レインが血に染まった痣を見せつけると、叔父は伸ばした手を素早く引っ込めた。


「な、なんだ!? その痣は……呪いとは一体……!?」


呪い、というのは思いがけない言葉だったはずだ。

きらきらとしていた目は瞬時に輝きを失った。

レインは肩の辺りに手を滑らすと、


「この痣がここまで来ると、自分の喉を掻っ切って死ぬそうです」


と、剣で喉を切る真似をして見せた。

そのただの真似事の動作にすら腰が抜けそうになりながらも、宝が手に入ると思っていた叔父は姪の命の事などそっちのけで、身勝手な怒りを露わにした。

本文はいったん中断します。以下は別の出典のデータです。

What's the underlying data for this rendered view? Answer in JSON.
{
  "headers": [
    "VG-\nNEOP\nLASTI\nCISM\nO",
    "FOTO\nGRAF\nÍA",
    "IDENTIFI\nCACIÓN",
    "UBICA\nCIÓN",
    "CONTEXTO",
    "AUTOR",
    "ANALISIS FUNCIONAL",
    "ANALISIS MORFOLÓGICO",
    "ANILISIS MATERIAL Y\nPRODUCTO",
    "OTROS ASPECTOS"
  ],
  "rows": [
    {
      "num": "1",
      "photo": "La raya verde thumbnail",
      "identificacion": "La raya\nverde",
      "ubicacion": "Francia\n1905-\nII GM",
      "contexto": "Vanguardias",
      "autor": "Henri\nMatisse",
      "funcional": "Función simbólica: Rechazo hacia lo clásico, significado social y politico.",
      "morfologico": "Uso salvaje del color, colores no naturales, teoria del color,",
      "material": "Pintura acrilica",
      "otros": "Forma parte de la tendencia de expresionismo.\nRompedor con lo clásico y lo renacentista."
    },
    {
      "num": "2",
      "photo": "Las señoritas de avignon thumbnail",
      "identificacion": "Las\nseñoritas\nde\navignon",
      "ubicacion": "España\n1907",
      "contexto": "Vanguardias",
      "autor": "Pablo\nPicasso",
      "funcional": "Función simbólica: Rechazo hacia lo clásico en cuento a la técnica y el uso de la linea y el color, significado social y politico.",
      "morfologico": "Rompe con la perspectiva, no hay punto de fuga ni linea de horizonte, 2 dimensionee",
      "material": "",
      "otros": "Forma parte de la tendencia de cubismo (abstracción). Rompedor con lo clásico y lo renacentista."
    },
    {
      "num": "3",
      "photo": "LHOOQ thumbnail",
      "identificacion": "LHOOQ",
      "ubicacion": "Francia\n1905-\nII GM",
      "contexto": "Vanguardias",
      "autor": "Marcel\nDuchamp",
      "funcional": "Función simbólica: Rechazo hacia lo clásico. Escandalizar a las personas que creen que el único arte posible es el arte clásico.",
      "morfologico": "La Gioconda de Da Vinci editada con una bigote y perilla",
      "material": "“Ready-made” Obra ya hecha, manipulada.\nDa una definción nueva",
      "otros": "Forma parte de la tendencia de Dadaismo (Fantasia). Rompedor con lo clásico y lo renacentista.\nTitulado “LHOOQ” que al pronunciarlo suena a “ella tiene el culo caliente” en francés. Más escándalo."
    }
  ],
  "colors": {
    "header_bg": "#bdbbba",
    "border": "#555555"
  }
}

「な、なんだと……!? おのれ、ジュ―ドめ!! 私を騙したな!」

「……ジュ―ド!?」

(やはり、ここも繋がっていたか!)

「……叔父様。私もジュ―ドに騙され、この呪いを受けたのです。もしや叔父様も同じ目に遭わそうとしたのかもしれません」

「なぁにぃ〜!!!」


叔父は子供のように地団太を踏み出した。


「あいつめ! せっかく目をかけてやったというのに! アンガス王にお目通り叶ったのも私のお陰だというのに!!」


レインは、顔を真っ赤にしている叔父に剣を納めぬまま近づいた。


「叔父様……ジュ―ドは、今どこに……?」

「こ、これ! レイン!! その危険な剣を近づけるな!! 早く納めぬか!!」


その言葉が聞こえないように一層近づくレインに、叔父は慌ててあっちに行けとばかりに手を振った。


「お教えください!!」

「ひ……!」


剣を抜いたまま詰め寄るレインに、昔の面影はなかった。

幼い頃は生意気でも可愛げがあり、愛せないまでも憎めなかった。

しかし、この漂う殺気と嫌な重圧感はなんだ。

この三年の間にレインの身の上に起きた事は想像だにできないが、今確かな事は、目の前にいるのは可愛い姪ではなく、この冷酷な瞳を持った女に自分は殺されるかもしれない、という事だけだった。